My paper this week reflects on what has been lost in the crossing from the old world of formal standards into the anything-goes world of contemporary art. If there are no commonly accepted standards of what constitutes art, let alone what constitutes good or bad art, then the only mechanism that can fill the vacuum is the marketplace.
Gerhard Richter, Abstraktes Bild (detail) -- sold in October for $34 million, the most ever paid at auction for work by a living artist. The painting had extra cachet because the seller was rock star Eric Clapton.
I find it ironic that the (usually French) philosophers who hold capitalism in such passionate contempt are complicit in this abdication of value to the crass philistines of the big-time art market. The philosophers apparently like to think of contemporary art as being untethered from daily life, gloriously liberated from the stultifying traditions and history of art, able to do whatever it wants without consequence. Yet no human endeavor is truly separable from life. If artists wish to be supermen soaring above petty rules and regulations, they will be disappointed when it's time to pay the rent. Those who glory in the freedom to appropriate from all sources, to give new meaning to established images, may be rudely awakened when they are sued by the makers or corporate owners of those images.
In flushing the concept of standards down the drain, the philosopher-kings of contemporary art may face unintended consequences. If the art world is to exist without standards, what will be taught in schools of art; and if schools of art wither away, what will become the feeder system for the pro leagues of the big-time gallery/market complex? Perhaps Yale will offer a joint MFA/MBA to reflect the realities of art production.

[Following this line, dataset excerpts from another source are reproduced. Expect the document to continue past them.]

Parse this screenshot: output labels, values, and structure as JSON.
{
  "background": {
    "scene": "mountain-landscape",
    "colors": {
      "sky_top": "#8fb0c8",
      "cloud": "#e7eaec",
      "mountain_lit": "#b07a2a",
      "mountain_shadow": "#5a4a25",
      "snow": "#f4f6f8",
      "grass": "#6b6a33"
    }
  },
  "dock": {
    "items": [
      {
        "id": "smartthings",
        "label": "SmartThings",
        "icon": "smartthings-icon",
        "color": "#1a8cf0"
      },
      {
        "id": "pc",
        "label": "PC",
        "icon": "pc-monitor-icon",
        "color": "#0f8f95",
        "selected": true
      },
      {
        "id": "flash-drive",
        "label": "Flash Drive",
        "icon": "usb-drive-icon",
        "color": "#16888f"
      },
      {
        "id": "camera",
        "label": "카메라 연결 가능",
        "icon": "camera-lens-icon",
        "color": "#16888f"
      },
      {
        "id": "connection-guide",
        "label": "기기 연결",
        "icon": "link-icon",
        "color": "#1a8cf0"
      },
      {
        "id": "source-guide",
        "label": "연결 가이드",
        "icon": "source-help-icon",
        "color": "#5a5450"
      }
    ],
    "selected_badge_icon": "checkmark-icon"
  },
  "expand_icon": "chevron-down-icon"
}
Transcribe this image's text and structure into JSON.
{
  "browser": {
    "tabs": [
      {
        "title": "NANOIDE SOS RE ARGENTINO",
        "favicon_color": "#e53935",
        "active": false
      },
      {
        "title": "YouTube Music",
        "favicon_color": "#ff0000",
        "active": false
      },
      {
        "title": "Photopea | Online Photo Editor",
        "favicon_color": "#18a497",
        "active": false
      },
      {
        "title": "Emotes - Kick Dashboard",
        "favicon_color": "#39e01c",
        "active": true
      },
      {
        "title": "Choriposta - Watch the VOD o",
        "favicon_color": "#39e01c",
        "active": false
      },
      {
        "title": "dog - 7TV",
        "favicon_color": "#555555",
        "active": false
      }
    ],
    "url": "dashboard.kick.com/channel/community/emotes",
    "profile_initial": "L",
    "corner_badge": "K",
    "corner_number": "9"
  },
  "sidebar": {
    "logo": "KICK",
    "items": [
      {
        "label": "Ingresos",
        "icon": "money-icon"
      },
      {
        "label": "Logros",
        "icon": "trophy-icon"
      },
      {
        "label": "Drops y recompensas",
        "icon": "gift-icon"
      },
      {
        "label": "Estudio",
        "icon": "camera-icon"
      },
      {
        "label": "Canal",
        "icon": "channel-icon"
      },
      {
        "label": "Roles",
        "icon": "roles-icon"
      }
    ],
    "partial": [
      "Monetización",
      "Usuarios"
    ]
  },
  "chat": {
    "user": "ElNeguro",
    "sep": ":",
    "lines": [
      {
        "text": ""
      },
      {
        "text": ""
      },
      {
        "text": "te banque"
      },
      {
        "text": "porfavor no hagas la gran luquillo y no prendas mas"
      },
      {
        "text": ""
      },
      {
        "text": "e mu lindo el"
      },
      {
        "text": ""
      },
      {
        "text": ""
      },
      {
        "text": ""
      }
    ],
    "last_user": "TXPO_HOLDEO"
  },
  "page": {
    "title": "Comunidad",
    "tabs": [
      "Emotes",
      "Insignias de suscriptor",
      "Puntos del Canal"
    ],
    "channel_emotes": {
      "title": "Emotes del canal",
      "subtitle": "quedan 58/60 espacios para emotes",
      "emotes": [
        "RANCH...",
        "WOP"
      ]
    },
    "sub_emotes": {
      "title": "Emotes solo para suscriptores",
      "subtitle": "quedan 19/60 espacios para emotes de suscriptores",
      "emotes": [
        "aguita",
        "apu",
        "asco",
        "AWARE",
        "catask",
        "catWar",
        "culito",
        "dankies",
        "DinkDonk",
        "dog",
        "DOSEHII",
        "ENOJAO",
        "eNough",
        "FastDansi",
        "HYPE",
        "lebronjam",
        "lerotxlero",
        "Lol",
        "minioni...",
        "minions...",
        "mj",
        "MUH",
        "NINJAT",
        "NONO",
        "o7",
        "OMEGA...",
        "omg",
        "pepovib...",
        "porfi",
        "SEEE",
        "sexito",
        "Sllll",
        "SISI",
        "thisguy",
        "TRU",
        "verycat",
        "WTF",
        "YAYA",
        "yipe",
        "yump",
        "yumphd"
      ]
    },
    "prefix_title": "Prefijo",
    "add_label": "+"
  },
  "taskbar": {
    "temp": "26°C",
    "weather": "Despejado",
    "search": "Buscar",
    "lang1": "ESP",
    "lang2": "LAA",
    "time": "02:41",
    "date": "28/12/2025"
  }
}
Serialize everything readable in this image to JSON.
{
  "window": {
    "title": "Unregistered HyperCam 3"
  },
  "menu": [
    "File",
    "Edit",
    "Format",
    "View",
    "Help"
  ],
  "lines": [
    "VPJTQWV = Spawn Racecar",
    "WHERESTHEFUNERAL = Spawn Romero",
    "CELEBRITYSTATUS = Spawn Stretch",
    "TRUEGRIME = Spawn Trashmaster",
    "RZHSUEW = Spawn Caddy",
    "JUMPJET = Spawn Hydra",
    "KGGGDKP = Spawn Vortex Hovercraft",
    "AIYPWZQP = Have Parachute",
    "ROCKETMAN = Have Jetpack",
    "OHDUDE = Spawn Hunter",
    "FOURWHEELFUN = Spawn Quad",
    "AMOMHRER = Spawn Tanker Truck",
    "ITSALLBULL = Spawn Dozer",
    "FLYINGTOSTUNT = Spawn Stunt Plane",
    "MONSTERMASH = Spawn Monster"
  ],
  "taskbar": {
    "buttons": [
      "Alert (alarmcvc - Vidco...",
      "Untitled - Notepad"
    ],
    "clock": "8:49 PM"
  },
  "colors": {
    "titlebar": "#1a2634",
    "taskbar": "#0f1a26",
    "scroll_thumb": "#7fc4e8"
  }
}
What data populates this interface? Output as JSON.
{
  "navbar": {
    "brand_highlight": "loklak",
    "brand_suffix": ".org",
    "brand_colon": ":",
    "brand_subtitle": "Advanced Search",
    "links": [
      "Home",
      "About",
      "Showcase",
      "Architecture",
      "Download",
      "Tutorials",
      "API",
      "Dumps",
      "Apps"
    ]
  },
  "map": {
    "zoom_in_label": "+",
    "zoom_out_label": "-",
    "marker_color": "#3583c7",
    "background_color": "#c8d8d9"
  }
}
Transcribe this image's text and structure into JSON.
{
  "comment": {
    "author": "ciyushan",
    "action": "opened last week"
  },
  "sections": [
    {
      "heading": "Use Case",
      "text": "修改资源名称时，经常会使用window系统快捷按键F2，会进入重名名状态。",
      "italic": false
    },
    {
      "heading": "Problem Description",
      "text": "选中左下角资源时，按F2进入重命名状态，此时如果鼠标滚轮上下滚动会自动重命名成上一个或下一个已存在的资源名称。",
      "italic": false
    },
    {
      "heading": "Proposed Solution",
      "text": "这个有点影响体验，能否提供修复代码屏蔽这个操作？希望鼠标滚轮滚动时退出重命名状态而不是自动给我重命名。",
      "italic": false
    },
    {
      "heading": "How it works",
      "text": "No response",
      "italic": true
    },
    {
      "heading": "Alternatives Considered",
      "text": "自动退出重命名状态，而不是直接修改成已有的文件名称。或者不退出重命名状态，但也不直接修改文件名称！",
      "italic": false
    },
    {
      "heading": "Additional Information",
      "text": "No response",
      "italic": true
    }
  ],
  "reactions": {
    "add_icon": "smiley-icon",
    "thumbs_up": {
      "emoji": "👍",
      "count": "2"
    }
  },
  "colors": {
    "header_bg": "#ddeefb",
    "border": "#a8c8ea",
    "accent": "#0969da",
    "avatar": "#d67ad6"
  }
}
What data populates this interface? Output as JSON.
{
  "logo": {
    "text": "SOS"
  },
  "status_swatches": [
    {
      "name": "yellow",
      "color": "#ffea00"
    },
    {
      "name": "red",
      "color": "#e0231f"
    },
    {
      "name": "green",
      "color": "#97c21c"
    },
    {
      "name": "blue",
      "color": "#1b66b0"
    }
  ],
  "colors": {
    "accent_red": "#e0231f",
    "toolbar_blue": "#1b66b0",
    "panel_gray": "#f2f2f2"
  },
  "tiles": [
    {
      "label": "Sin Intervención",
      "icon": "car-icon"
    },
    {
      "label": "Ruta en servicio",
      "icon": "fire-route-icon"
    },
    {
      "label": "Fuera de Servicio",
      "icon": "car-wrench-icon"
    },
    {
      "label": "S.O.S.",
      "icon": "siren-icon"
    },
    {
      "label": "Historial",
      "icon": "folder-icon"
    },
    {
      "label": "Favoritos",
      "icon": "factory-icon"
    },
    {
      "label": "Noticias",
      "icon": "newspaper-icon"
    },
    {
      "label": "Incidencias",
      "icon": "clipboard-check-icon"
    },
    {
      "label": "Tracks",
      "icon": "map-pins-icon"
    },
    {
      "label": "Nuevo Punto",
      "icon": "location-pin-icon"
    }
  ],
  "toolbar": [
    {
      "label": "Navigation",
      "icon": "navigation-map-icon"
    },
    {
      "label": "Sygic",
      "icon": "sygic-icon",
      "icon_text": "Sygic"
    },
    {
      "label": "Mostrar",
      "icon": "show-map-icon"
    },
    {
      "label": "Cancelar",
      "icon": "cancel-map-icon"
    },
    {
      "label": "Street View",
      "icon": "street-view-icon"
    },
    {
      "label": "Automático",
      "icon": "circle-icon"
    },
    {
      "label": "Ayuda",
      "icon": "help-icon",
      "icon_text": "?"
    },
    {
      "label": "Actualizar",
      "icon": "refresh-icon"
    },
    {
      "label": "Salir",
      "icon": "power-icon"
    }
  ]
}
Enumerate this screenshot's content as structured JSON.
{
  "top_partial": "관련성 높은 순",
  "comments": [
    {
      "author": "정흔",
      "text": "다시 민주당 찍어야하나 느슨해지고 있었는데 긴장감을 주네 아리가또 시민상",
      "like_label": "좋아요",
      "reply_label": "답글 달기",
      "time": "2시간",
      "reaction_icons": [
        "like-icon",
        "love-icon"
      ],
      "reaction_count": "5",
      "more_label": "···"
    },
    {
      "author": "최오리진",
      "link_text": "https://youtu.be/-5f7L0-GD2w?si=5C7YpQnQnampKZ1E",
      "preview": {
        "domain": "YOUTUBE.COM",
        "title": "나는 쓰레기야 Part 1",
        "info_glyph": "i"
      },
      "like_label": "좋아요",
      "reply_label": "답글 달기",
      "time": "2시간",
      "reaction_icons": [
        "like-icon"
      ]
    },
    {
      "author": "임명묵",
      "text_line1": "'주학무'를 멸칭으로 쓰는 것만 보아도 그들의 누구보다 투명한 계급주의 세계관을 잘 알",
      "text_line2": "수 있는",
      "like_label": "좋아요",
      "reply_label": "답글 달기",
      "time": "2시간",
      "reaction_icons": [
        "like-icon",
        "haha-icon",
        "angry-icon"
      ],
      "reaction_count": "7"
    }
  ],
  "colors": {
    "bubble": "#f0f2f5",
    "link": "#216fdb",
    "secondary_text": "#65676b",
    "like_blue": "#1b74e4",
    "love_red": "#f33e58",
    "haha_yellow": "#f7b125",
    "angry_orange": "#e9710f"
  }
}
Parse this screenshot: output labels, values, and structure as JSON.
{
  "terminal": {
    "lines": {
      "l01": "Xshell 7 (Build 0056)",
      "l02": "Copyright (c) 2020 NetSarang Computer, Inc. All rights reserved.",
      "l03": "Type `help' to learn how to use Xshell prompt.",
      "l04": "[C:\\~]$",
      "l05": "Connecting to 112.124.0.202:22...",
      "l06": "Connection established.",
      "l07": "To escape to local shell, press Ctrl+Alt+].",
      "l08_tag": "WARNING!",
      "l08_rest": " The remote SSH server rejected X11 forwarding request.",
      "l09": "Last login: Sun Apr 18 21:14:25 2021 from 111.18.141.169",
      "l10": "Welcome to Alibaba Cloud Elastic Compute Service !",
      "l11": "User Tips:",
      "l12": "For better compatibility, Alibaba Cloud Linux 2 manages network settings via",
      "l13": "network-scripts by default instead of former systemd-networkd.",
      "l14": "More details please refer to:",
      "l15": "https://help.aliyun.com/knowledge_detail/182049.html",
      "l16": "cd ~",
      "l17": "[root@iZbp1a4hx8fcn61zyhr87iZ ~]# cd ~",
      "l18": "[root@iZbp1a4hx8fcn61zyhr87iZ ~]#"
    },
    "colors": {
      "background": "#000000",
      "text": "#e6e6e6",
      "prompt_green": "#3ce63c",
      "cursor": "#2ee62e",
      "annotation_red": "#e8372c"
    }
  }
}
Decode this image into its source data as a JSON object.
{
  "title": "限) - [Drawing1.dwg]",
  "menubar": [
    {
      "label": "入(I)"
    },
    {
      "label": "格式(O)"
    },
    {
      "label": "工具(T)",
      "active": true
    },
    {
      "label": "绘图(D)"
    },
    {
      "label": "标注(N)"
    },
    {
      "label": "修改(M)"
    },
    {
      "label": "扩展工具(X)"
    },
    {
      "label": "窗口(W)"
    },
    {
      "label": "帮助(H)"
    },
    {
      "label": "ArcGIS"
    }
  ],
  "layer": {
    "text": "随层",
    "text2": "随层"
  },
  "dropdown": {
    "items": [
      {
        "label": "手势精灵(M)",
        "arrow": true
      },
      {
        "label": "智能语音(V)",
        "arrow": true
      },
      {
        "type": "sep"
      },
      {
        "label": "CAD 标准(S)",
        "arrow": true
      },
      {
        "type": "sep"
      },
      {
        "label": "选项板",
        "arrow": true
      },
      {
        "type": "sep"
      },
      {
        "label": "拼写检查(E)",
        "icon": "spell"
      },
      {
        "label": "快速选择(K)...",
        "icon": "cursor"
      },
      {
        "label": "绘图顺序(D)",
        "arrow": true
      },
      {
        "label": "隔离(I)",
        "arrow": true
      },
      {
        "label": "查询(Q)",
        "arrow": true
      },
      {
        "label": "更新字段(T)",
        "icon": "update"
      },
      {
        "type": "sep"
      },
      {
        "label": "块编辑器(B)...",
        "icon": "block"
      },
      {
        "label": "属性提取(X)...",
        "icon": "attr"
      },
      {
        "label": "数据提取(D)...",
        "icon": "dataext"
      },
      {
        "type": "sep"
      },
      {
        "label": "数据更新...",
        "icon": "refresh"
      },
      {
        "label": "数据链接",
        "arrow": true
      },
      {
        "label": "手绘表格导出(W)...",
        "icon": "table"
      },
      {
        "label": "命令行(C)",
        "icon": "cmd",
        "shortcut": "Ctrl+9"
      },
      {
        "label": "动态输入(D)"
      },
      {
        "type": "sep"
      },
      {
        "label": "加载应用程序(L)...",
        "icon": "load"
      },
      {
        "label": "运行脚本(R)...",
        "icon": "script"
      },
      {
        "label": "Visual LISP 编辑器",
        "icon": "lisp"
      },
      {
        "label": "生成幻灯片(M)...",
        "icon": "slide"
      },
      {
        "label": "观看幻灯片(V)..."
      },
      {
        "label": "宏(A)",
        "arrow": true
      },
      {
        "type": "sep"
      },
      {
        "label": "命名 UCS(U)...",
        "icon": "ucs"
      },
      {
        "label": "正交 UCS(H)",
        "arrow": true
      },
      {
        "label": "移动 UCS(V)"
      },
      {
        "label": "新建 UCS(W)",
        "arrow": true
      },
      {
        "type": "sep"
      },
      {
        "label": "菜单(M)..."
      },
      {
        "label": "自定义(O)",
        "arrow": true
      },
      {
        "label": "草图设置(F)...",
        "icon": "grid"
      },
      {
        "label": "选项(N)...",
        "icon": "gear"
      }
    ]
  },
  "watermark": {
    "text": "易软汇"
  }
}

With no standards and criteria to be learned, who will staff the galleries and museums? Perhaps the ideal gallerist or curator will no longer be an art history major but a marketer fresh from an apprenticeship at Disneyland. This is already happening in the museum world, with its emphasis on blockbuster shows, but at least so far the blockbuster is seen as the necessary cash cow to support the other elevated (and worthier) missions of the institution. In the absence of standards and traditions of high art, perhaps the cash cow will take over and the other shows and objects will be divested as hamburger.
With no standards and criteria emanating from the art world, how will galleries, collectors and auctioneers decide what is valuable? Instead of the educated taste of a community of artists and art connoisseurs, we will have only the trendy taste of rich people for luxury goods. Perhaps Gagosian will be acquired by LVMH, with the Hirsts displayed and marketed alongside cognac, champagne and luggage.
In inventing and/or identifying a world freed from the burden of standards, the champions of contemporary art may find themselves regretting what they wished for.